Static Analysis of Programmatically Generated Network Software: Challenges and Synergies
Authors: Jonathan Myers1, Raymond McDowell1, Christopher Rouff1, Doug Williams2, Daniel Bennett3
1JHU/APL, 2Leidos, 3Shavano Systems
Abstract
Code generated programmatically should be better-suited to analysis and verification than hand-written code. Instead, we find that existing static analysis tools are ill-suited to working with programmatically-generated code; paradigms used by the code generators may be misunderstood by static analyzers, leading to numerous false positives. More importantly, the types of code errors introduced through the use of programmatically-generated code may not be identified by current static analysis tools, leading to false negatives. To address this, we have developed a code generation system in tandem with development of an analysis system. The generated code is created with static analysis in mind, and the analyzers are tuned to the code generation system. This allows rigorous analysis of generated code and high confidence in its quality.

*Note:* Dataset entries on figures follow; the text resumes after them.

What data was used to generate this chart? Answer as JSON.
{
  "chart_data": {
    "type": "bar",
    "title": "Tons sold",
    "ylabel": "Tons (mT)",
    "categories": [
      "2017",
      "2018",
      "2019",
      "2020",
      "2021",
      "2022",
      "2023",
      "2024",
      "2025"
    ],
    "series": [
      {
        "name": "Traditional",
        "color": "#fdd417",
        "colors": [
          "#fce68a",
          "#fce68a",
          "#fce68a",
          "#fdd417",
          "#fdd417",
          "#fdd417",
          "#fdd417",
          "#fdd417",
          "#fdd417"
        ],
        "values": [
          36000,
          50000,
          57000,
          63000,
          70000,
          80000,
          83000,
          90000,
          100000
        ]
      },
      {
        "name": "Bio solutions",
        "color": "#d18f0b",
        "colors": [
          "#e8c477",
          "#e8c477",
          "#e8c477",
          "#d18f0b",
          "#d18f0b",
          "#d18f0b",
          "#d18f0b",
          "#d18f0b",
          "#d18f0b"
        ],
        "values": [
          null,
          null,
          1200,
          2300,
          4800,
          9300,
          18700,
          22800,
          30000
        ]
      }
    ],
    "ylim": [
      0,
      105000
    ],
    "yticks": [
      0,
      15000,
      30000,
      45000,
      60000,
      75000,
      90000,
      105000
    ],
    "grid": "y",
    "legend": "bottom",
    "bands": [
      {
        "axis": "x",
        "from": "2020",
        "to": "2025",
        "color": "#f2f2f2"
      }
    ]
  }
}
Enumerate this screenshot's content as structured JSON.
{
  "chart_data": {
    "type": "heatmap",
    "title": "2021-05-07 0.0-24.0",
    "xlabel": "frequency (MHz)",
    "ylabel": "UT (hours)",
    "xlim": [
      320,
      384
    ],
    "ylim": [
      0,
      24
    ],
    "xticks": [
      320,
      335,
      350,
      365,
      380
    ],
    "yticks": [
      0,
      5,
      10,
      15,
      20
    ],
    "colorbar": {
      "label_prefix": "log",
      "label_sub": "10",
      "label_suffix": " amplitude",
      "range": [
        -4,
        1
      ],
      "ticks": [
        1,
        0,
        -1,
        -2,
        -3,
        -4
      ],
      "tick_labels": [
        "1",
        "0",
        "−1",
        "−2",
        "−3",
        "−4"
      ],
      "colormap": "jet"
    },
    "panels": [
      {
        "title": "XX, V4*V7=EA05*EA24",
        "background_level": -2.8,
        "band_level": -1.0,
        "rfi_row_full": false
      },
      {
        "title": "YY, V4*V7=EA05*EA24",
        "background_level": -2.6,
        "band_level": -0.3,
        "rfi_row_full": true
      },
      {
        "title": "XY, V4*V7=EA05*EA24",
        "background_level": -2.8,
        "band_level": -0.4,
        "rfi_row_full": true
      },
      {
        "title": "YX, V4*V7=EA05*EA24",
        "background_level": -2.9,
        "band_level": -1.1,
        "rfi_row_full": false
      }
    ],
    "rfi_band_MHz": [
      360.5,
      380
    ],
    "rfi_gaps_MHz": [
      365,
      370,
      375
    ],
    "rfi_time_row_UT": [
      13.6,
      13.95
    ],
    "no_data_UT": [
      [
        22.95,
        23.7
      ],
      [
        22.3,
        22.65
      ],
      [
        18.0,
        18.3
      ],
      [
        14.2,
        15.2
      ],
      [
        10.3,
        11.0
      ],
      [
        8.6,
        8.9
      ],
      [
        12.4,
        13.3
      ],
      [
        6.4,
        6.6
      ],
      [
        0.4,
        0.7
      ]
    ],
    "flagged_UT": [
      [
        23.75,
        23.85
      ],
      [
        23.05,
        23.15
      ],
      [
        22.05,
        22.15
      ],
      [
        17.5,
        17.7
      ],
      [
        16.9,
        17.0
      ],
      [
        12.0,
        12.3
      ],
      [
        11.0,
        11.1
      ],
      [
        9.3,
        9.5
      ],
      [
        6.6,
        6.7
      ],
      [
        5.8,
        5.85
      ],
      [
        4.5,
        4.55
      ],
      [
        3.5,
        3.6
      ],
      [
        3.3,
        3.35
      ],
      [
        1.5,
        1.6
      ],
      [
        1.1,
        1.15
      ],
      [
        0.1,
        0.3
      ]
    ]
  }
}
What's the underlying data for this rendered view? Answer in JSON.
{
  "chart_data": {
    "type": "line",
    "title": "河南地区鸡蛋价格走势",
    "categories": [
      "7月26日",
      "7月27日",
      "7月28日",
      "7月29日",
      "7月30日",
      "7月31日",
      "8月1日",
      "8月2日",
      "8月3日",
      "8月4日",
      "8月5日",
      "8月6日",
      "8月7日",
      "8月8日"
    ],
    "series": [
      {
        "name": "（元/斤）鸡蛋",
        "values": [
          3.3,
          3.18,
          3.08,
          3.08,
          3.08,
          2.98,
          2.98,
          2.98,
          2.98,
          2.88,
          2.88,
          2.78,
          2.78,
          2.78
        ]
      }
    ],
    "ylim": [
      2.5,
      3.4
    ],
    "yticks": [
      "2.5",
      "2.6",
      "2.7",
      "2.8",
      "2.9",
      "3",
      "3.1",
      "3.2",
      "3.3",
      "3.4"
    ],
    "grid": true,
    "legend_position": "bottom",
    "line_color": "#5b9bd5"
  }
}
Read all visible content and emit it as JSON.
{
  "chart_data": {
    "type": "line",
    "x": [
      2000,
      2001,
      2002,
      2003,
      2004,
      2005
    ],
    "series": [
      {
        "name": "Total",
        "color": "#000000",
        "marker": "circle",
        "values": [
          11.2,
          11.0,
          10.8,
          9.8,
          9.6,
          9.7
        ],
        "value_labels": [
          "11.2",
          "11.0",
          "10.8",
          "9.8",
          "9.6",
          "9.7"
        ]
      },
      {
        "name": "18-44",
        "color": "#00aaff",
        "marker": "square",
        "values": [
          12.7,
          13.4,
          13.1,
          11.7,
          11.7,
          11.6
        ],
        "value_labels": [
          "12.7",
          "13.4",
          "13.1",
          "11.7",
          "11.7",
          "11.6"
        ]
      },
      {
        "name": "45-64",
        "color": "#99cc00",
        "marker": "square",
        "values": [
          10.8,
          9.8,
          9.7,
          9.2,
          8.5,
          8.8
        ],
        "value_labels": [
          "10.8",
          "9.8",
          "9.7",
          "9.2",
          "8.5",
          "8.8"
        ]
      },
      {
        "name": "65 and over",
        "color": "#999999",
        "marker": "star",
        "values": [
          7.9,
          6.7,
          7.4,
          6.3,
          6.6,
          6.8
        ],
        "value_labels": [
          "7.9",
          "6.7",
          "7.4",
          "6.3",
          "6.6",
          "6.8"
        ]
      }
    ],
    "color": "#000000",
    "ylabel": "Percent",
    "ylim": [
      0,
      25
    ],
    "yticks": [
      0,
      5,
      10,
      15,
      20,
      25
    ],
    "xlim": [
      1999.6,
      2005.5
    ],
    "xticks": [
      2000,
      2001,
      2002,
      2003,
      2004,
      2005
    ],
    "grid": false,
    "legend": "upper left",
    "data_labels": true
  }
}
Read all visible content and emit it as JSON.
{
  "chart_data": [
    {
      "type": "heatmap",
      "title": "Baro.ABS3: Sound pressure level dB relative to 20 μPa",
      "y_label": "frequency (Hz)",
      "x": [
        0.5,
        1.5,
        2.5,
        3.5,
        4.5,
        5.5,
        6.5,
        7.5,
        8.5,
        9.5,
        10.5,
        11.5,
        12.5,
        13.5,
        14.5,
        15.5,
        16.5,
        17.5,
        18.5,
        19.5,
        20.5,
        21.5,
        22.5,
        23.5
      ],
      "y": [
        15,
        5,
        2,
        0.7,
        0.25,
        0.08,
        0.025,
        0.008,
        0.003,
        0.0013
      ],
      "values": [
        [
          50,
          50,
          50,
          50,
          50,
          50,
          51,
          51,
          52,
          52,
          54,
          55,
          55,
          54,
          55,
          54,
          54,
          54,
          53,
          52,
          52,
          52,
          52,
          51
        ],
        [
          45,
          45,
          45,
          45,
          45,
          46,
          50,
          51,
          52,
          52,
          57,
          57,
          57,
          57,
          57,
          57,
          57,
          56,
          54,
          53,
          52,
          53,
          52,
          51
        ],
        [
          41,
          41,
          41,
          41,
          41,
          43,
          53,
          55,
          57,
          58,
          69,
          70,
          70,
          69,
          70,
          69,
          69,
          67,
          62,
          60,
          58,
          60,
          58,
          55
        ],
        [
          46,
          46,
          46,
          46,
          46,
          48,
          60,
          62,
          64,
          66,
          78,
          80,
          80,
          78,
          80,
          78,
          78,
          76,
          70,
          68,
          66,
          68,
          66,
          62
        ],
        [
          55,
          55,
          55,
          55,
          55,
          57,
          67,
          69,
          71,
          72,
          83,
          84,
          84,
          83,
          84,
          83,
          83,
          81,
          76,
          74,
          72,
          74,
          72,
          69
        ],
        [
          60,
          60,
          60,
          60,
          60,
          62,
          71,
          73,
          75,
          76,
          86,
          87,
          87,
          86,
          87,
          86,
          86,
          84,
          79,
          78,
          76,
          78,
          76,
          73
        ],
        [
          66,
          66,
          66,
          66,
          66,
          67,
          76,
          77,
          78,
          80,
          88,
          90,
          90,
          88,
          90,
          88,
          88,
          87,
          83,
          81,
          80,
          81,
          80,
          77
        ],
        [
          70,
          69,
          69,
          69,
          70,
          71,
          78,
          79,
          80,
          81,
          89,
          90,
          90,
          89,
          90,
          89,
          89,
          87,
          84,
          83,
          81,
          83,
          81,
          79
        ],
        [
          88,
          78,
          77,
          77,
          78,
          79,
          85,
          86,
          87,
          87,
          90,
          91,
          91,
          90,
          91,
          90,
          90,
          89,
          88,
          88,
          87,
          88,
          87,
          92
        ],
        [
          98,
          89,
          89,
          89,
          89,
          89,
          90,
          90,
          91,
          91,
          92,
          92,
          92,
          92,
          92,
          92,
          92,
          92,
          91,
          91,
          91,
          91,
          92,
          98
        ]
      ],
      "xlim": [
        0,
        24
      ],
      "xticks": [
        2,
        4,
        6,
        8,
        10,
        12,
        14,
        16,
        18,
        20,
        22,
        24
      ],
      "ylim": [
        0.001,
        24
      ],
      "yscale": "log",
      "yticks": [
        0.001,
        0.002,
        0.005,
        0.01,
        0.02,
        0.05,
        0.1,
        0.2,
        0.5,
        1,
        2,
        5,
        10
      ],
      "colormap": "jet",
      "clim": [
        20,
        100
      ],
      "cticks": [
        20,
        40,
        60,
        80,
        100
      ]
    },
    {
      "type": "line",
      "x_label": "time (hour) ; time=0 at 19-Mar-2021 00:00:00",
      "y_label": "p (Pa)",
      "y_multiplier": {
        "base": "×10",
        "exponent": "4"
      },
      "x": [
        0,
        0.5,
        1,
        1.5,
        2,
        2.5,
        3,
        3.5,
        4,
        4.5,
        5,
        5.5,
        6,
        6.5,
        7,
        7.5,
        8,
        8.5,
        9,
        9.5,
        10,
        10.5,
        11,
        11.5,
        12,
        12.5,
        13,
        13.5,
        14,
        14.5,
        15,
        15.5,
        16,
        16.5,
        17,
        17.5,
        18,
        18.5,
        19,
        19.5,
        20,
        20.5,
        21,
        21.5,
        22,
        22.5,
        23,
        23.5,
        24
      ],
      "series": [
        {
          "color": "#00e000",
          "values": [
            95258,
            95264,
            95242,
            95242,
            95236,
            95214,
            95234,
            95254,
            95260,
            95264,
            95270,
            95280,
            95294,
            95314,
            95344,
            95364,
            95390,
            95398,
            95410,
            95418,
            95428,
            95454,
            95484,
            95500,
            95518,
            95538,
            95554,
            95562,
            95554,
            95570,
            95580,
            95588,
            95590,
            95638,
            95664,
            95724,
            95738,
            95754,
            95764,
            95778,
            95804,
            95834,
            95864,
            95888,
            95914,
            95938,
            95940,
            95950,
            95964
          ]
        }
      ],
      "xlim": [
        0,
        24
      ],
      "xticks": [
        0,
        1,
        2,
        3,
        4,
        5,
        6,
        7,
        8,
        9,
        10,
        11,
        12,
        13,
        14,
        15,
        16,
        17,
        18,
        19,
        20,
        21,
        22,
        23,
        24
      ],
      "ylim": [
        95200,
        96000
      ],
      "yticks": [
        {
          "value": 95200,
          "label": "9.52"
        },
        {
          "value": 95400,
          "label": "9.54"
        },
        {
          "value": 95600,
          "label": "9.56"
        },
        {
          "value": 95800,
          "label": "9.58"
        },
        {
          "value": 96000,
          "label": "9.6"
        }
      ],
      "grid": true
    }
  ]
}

We demonstrate that rigorous analysis of programmatically-generated code is possible through our work on AGNES: Automatic Generation of Network Essential Software. In the AGNES system, a network protocol implementation is generated in the C language through a custom-made code generator. As network software is a common target of malicious attack, we seek to generate C code which is demonstrably free of common weaknesses taken from the CWE database. We present an initial set of 13 CWEs, the strategies used to ensure their absence in our generated code, and our experience extending the Clang Static Analyzer, and using KLEE and Frama-C to perform verification.
By carefully choosing and restricting the coding patterns used in code generation and tuning them to our software analysis system, we generate code which is designed for rigorous analysis. We examine the trade-offs between complexity of verification and complexity of code generation.
We demonstrate the use of programmatically generated code contracts as a means for the communication of intent between the code generator and the code verification system. We find that many properties of C code are difficult to infer from the source code alone; code contracts provide a powerful tool for informing analysis, and greatly simplify the process of verification. When writing C code by hand, the addition of code contracts can be burdensome, but programmatically-generated code contracts can be added into our system with minimal additional complexity.
We demonstrate that rigorous validation of programmatically-generated source code is be possible. Through concurrent and integrated development of code generation and static analysis systems, it is possible to achieve deep synergy leading to extremely high-quality analysis and high confidence in the generated code.